Rose rosse per te, ho comprato stasera“: su queste note è stata sospesa la seduta del Consiglio comunale di Terrasini, dopo che per diverse volte il Presidente dell’aula aveva dovuto interrompere i colleghi le cui parole non si riuscivano a sentire a causa della musica ad alto volume proveniente dalla piazza vicina. E questo nonostante fossero state chiuse tutte le finestre e le porte che dall’aula davano sull’esterno.

A raccontare la vicenda è stata Eva Deak, consigliere eletta nel Movimento 5 Stelle, con cui era stata candidata alla carica di sindaco, e che successivamente ha lasciato i pentastellati: “Un consiglio comunale al limite del surreale – scrive Deak sul social network – Tra le varie interrogazioni presentate e la lettura delle relative risposte, la Presidente ha dovuto sospendere la seduta in quanto non si riusciva a sentire quello che si diceva a due-tre metri di distanza a causa della musica a forte volume proveniente da fuori. Abbiamo dovuto chiudere tutte e tre le porte dei balconi, ma il risultato non è cambiato. Il sindaco, nonostante solleciti – scrive ancora – non è intervenuto in alcun modo”.

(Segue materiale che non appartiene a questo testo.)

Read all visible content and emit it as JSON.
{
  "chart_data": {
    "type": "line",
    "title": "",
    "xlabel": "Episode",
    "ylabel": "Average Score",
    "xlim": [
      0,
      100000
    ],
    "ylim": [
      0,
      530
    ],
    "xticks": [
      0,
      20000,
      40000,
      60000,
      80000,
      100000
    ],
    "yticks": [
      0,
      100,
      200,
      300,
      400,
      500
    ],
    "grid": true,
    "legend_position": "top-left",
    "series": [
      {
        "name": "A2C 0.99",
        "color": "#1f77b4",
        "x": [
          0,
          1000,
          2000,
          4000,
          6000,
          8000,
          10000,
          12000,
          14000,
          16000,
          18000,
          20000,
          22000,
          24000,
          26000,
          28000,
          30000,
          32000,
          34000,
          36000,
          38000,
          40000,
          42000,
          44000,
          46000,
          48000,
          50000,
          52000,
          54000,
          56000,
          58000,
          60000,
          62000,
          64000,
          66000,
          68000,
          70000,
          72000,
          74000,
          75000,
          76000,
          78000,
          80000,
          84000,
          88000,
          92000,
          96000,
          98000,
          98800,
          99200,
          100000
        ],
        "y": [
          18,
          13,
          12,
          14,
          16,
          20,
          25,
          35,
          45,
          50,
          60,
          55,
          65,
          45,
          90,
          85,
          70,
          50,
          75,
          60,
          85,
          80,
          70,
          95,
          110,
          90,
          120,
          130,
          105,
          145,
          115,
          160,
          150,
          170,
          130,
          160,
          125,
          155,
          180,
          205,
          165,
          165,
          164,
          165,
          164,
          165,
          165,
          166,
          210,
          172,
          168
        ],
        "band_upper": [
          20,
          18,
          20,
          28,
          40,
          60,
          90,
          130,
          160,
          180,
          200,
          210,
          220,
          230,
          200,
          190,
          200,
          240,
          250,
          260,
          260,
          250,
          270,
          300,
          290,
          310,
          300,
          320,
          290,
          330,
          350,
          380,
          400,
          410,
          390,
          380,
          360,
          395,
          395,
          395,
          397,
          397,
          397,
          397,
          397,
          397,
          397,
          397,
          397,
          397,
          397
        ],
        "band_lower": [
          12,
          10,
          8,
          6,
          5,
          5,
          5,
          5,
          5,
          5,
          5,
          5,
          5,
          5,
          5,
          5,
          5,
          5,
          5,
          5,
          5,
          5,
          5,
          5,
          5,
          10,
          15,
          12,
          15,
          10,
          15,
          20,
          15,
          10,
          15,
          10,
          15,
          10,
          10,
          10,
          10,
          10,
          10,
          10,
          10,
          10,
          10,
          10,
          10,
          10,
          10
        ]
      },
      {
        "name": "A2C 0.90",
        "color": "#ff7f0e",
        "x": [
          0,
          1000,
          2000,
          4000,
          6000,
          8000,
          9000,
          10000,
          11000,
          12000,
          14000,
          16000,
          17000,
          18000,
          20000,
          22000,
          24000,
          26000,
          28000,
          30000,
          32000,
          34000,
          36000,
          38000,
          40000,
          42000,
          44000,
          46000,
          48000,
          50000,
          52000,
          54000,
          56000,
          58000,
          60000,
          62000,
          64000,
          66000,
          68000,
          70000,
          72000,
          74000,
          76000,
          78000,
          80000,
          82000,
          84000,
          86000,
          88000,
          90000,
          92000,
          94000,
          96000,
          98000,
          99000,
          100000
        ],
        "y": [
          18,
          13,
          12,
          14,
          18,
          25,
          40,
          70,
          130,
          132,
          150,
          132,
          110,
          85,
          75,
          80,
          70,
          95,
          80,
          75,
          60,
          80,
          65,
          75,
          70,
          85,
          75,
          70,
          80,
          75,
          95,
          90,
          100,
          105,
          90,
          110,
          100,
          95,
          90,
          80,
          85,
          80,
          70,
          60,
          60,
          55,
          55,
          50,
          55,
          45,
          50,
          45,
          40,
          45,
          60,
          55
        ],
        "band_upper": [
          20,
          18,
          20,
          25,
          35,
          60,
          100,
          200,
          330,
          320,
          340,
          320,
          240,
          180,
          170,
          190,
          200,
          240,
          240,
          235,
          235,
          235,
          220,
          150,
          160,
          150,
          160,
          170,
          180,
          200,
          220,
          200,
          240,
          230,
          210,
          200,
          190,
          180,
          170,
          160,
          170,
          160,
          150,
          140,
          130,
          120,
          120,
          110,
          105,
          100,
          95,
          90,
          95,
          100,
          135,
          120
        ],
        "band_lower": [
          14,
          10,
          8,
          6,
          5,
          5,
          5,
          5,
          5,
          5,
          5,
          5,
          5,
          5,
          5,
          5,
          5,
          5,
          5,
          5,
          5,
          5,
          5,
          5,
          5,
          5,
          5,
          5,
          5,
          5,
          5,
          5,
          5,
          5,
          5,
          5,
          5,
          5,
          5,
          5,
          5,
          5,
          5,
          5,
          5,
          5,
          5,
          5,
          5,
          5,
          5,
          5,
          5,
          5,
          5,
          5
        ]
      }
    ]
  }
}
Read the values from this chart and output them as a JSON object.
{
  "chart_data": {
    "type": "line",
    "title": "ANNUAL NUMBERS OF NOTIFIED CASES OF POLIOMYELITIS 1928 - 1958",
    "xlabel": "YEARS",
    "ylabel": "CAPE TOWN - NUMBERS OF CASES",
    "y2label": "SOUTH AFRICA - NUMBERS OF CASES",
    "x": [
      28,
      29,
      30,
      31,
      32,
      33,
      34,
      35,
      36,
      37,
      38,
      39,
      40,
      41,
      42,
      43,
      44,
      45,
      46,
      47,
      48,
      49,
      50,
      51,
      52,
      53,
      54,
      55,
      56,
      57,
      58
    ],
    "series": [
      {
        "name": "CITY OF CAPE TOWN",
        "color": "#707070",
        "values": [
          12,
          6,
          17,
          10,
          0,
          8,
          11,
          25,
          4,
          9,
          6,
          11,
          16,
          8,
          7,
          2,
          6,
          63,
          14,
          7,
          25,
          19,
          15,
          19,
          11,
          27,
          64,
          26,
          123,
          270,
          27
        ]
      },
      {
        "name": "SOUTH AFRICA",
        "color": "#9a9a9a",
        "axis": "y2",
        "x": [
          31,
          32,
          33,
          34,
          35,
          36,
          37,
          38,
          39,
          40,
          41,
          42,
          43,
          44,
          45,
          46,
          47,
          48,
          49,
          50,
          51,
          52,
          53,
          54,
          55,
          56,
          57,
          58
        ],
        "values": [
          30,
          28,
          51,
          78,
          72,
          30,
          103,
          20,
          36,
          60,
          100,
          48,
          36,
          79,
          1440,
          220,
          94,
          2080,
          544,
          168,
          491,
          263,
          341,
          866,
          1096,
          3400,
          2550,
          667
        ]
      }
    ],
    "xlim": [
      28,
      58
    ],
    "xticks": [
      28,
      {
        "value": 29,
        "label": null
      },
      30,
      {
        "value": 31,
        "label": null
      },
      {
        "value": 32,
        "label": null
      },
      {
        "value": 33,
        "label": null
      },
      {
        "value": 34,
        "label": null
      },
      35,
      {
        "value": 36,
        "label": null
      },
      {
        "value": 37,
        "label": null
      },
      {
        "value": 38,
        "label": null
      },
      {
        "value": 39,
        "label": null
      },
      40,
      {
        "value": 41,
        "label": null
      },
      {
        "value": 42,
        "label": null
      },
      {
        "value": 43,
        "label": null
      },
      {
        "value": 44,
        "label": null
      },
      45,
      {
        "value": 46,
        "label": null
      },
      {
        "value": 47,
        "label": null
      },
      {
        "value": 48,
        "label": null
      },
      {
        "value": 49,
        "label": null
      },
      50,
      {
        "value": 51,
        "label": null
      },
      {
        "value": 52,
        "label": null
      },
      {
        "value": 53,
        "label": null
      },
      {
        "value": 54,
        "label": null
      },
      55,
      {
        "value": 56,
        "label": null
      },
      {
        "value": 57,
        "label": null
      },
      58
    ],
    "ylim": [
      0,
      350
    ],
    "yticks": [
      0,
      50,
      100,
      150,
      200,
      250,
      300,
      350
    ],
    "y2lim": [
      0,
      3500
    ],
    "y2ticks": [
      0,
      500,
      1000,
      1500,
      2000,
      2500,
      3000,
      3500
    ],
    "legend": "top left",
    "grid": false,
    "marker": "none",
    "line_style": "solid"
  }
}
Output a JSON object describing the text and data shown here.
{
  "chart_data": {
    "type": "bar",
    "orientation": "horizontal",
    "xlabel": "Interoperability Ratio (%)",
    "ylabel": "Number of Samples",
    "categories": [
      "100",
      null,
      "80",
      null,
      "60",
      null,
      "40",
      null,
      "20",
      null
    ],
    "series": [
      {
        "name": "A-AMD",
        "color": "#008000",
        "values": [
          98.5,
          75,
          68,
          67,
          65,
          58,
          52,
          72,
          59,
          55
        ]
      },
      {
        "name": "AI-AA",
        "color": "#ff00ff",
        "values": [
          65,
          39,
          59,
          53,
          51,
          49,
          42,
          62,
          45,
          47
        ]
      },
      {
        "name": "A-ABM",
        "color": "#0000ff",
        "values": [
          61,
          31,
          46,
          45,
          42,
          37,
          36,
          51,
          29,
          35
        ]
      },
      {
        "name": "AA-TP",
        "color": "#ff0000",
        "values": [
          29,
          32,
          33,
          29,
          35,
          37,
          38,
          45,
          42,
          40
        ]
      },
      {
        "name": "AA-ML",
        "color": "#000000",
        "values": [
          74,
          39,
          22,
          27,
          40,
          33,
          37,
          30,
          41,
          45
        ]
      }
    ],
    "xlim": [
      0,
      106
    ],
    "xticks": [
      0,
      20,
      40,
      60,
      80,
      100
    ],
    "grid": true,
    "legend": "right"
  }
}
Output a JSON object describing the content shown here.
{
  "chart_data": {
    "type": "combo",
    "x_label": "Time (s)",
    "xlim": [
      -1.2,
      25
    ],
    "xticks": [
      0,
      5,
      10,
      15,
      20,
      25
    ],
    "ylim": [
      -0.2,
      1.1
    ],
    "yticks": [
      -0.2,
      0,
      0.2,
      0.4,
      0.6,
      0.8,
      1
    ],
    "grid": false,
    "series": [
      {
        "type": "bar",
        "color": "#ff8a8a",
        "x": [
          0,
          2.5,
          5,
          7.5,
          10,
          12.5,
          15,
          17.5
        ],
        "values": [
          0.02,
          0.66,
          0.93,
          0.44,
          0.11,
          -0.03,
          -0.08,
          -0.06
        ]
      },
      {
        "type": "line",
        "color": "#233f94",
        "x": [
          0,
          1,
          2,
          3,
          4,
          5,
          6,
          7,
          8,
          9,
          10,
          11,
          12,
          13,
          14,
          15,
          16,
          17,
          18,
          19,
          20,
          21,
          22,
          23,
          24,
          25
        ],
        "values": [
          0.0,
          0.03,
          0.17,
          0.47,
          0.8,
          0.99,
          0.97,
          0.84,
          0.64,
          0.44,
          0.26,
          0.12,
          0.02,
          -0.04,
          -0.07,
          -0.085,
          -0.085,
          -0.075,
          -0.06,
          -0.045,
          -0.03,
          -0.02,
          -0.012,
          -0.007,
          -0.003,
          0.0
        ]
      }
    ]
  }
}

Dopo un lungo riassunto della propria attività in consiglio, Deak ritorna brevemente sulla vicenda: “Mi sono rifiutata di continuarne la lettura ed ho chiesto il rinvio della seduta in quanto non si riusciva a sentire quello che si diceva a causa della musica assordante che arrivava dal bar della Piazza del comune – scrive  – Non ce l’ho con il privato ma con chi coordina e da le autorizzazioni.  È fuori dal mondo interrompere e poi mettere fine ad una seduta di consiglio comunale per questi motivi. È fuori dal mondo che nessuno sia intervenuto nonostante solleciti”.